Speaker
Description
Organic Solar Cells are a promising alternative to conventional silicon-based devices as they
offer several potential advantages e.g. low weight, high mechanical flexibility and low-cost production. Resent research focuses on identifying new high-efficiency polymers and acceptor molecules to reach high power conversion efficiencies.
To date, a Power Conversion Efficiency of 13% could be obtained with a PBDB-T-SF: IT-4F based organic solar cell device. The fluorinated conjugated polymer PBDB-T-SF acts as a donor whereas the fluorinated small molecule IT-4F acts as an electron acceptor. Both molecules are promising for photovoltaic applications as they show higher absorption coefficients, higher efficiency in exciton separation and charge transport as well as enhanced chemical stability as compared with their non-fluorinated counterparts.

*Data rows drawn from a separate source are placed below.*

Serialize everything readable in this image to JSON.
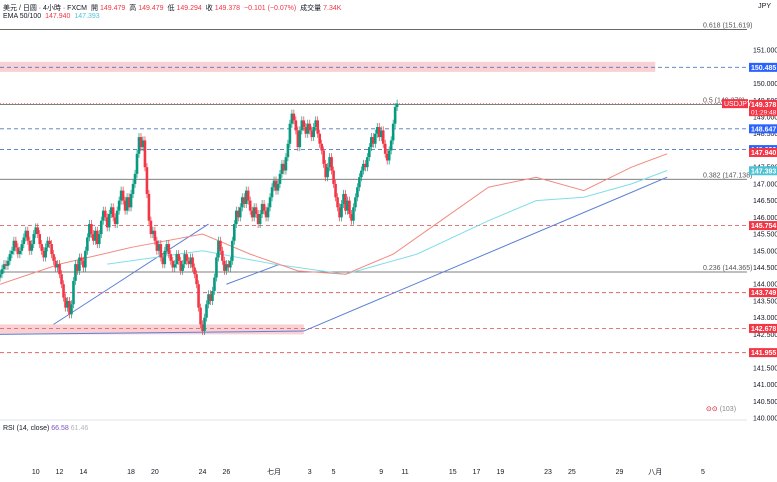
{
  "header": {
    "symbol": "美元 / 日圆 · 4小時 · FXCM",
    "open_label": "開",
    "open": "149.479",
    "high_label": "高",
    "high": "149.479",
    "low_label": "低",
    "low": "149.294",
    "close_label": "收",
    "close": "149.378",
    "change": "−0.101 (−0.07%)",
    "volume_label": "成交量",
    "volume": "7.34K",
    "ema_label": "EMA 50/100",
    "ema50": "147.940",
    "ema100": "147.393",
    "currency": "JPY"
  },
  "rsi": {
    "label": "RSI (14, close)",
    "value1": "66.58",
    "value2": "61.46"
  },
  "colors": {
    "up": "#089981",
    "down": "#f23645",
    "ema50": "#f28b82",
    "ema100": "#80deea",
    "trend": "#5b7fd6",
    "fib": "#555555",
    "dashed_blue": "#4a78c2",
    "dashed_red": "#e06666",
    "zone": "#f8c9cc",
    "current_price": "#f23645"
  },
  "chart_data": {
    "type": "candlestick",
    "ylim": [
      140.0,
      152.2
    ],
    "y_ticks": [
      "151.000",
      "150.500",
      "150.000",
      "149.500",
      "149.000",
      "148.500",
      "148.000",
      "147.500",
      "147.000",
      "146.500",
      "146.000",
      "145.500",
      "145.000",
      "144.500",
      "144.000",
      "143.500",
      "143.000",
      "142.500",
      "142.000",
      "141.500",
      "141.000",
      "140.500",
      "140.000"
    ],
    "x_ticks": [
      {
        "label": "10",
        "x": 10
      },
      {
        "label": "12",
        "x": 12
      },
      {
        "label": "14",
        "x": 14
      },
      {
        "label": "18",
        "x": 18
      },
      {
        "label": "20",
        "x": 20
      },
      {
        "label": "24",
        "x": 24
      },
      {
        "label": "26",
        "x": 26
      },
      {
        "label": "七月",
        "x": 30
      },
      {
        "label": "3",
        "x": 33
      },
      {
        "label": "5",
        "x": 35
      },
      {
        "label": "9",
        "x": 39
      },
      {
        "label": "11",
        "x": 41
      },
      {
        "label": "15",
        "x": 45
      },
      {
        "label": "17",
        "x": 47
      },
      {
        "label": "19",
        "x": 49
      },
      {
        "label": "23",
        "x": 53
      },
      {
        "label": "25",
        "x": 55
      },
      {
        "label": "29",
        "x": 59
      },
      {
        "label": "八月",
        "x": 62
      },
      {
        "label": "5",
        "x": 66
      }
    ],
    "xlim": [
      7.0,
      69.7
    ],
    "candles_per_day": 6,
    "start_day": 7.0,
    "closes": [
      144.3,
      144.45,
      144.6,
      144.55,
      144.7,
      144.9,
      145.0,
      145.3,
      145.1,
      144.9,
      145.0,
      145.2,
      145.4,
      145.6,
      145.3,
      145.0,
      145.2,
      145.5,
      145.7,
      145.5,
      145.2,
      145.0,
      144.8,
      145.1,
      145.3,
      145.2,
      144.9,
      144.7,
      144.5,
      144.6,
      144.3,
      144.0,
      143.6,
      143.3,
      143.5,
      143.1,
      143.4,
      144.1,
      144.6,
      144.4,
      144.8,
      144.7,
      144.5,
      145.0,
      145.4,
      145.8,
      145.5,
      145.3,
      145.6,
      145.2,
      145.5,
      145.9,
      146.2,
      146.0,
      145.7,
      146.1,
      146.3,
      146.0,
      145.8,
      146.2,
      146.5,
      146.8,
      146.5,
      146.2,
      146.6,
      146.3,
      146.7,
      147.0,
      147.3,
      147.9,
      148.4,
      148.1,
      148.3,
      147.5,
      146.7,
      145.9,
      145.5,
      145.6,
      145.3,
      145.0,
      145.2,
      144.8,
      144.6,
      145.0,
      145.2,
      144.9,
      144.7,
      144.5,
      144.6,
      144.9,
      144.7,
      144.4,
      144.6,
      144.9,
      144.7,
      144.6,
      144.8,
      144.5,
      144.3,
      144.0,
      143.3,
      142.8,
      142.6,
      143.0,
      143.4,
      143.7,
      143.5,
      143.8,
      144.2,
      144.8,
      145.3,
      145.0,
      144.7,
      144.4,
      144.6,
      144.5,
      144.7,
      145.3,
      145.8,
      146.2,
      146.0,
      146.3,
      146.6,
      146.4,
      146.8,
      146.5,
      146.2,
      146.0,
      146.3,
      146.1,
      145.8,
      146.1,
      146.4,
      146.2,
      146.0,
      146.3,
      146.6,
      146.9,
      147.1,
      146.8,
      147.0,
      147.3,
      147.6,
      147.4,
      147.8,
      148.2,
      148.8,
      149.1,
      148.9,
      148.6,
      148.1,
      148.6,
      148.9,
      148.7,
      148.5,
      148.8,
      148.6,
      148.4,
      148.7,
      148.9,
      148.5,
      148.2,
      148.0,
      147.6,
      147.2,
      147.5,
      147.8,
      147.4,
      147.0,
      146.6,
      146.3,
      146.0,
      146.4,
      146.7,
      146.2,
      146.5,
      146.1,
      145.9,
      146.3,
      146.6,
      146.9,
      147.2,
      147.4,
      147.6,
      147.5,
      147.8,
      148.1,
      148.4,
      148.2,
      148.5,
      148.7,
      148.4,
      148.6,
      148.2,
      147.9,
      147.7,
      148.0,
      148.3,
      148.8,
      149.3,
      149.4
    ],
    "ema50_points": [
      [
        7,
        144.0
      ],
      [
        12,
        144.6
      ],
      [
        18,
        145.1
      ],
      [
        24,
        145.5
      ],
      [
        28,
        144.9
      ],
      [
        32,
        144.4
      ],
      [
        36,
        144.3
      ],
      [
        40,
        144.9
      ],
      [
        44,
        145.9
      ],
      [
        48,
        146.9
      ],
      [
        52,
        147.2
      ],
      [
        56,
        146.8
      ],
      [
        60,
        147.5
      ],
      [
        63,
        147.9
      ]
    ],
    "ema100_points": [
      [
        16,
        144.6
      ],
      [
        24,
        145.0
      ],
      [
        30,
        144.6
      ],
      [
        36,
        144.3
      ],
      [
        42,
        144.9
      ],
      [
        48,
        145.9
      ],
      [
        52,
        146.5
      ],
      [
        56,
        146.6
      ],
      [
        60,
        147.0
      ],
      [
        63,
        147.4
      ]
    ],
    "trendlines": [
      [
        7,
        142.5,
        32.5,
        142.6
      ],
      [
        11.5,
        142.8,
        24.5,
        145.8
      ],
      [
        32.5,
        142.6,
        63,
        147.2
      ],
      [
        26,
        144.0,
        30.5,
        144.6
      ]
    ],
    "fib_levels": [
      {
        "label": "0.618 (151.619)",
        "price": 151.619
      },
      {
        "label": "0.5 (149.379)",
        "price": 149.379
      },
      {
        "label": "0.382 (147.138)",
        "price": 147.138
      },
      {
        "label": "0.236 (144.365)",
        "price": 144.365
      }
    ],
    "dashed_levels": [
      {
        "price": 150.485,
        "color": "blue"
      },
      {
        "price": 148.647,
        "color": "blue"
      },
      {
        "price": 148.026,
        "color": "blue"
      },
      {
        "price": 145.754,
        "color": "red"
      },
      {
        "price": 143.749,
        "color": "red"
      },
      {
        "price": 142.678,
        "color": "red"
      },
      {
        "price": 141.955,
        "color": "red"
      }
    ],
    "zones": [
      {
        "x0": 7,
        "x1": 62,
        "y0": 150.35,
        "y1": 150.65
      },
      {
        "x0": 7,
        "x1": 32.5,
        "y0": 142.5,
        "y1": 142.8
      }
    ],
    "price_tags": [
      {
        "label": "150.485",
        "price": 150.485,
        "style": "blue"
      },
      {
        "label": "149.378",
        "price": 149.378,
        "style": "red"
      },
      {
        "label": "148.647",
        "price": 148.647,
        "style": "blue"
      },
      {
        "label": "148.026",
        "price": 148.026,
        "style": "blue"
      },
      {
        "label": "147.940",
        "price": 147.94,
        "style": "red"
      },
      {
        "label": "147.393",
        "price": 147.393,
        "style": "cyan"
      },
      {
        "label": "145.754",
        "price": 145.754,
        "style": "red"
      },
      {
        "label": "143.749",
        "price": 143.749,
        "style": "red"
      },
      {
        "label": "142.678",
        "price": 142.678,
        "style": "red"
      },
      {
        "label": "141.955",
        "price": 141.955,
        "style": "red"
      }
    ],
    "symbol_tag": "USDJPY",
    "countdown": "01:29:48",
    "rsi_partial_label": "(103)"
  }
}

With a view to commercialization, the solar cell performance must be optimized and an up scale of the thin layer deposition is necessary. Printing of the individual layers of the solar cells can overcome the up-scale challenge.
Characterization techniques such as UV/Vis spectroscopy, photoluminescence as well as X ray and neuron scattering methods such as GISAXS/GIWAXS and GISANS/GIWANS can be applied to get a deeper insight into the composition and morphology of the active layer of the printed films with the aim to further improve the solar cell efficiencies.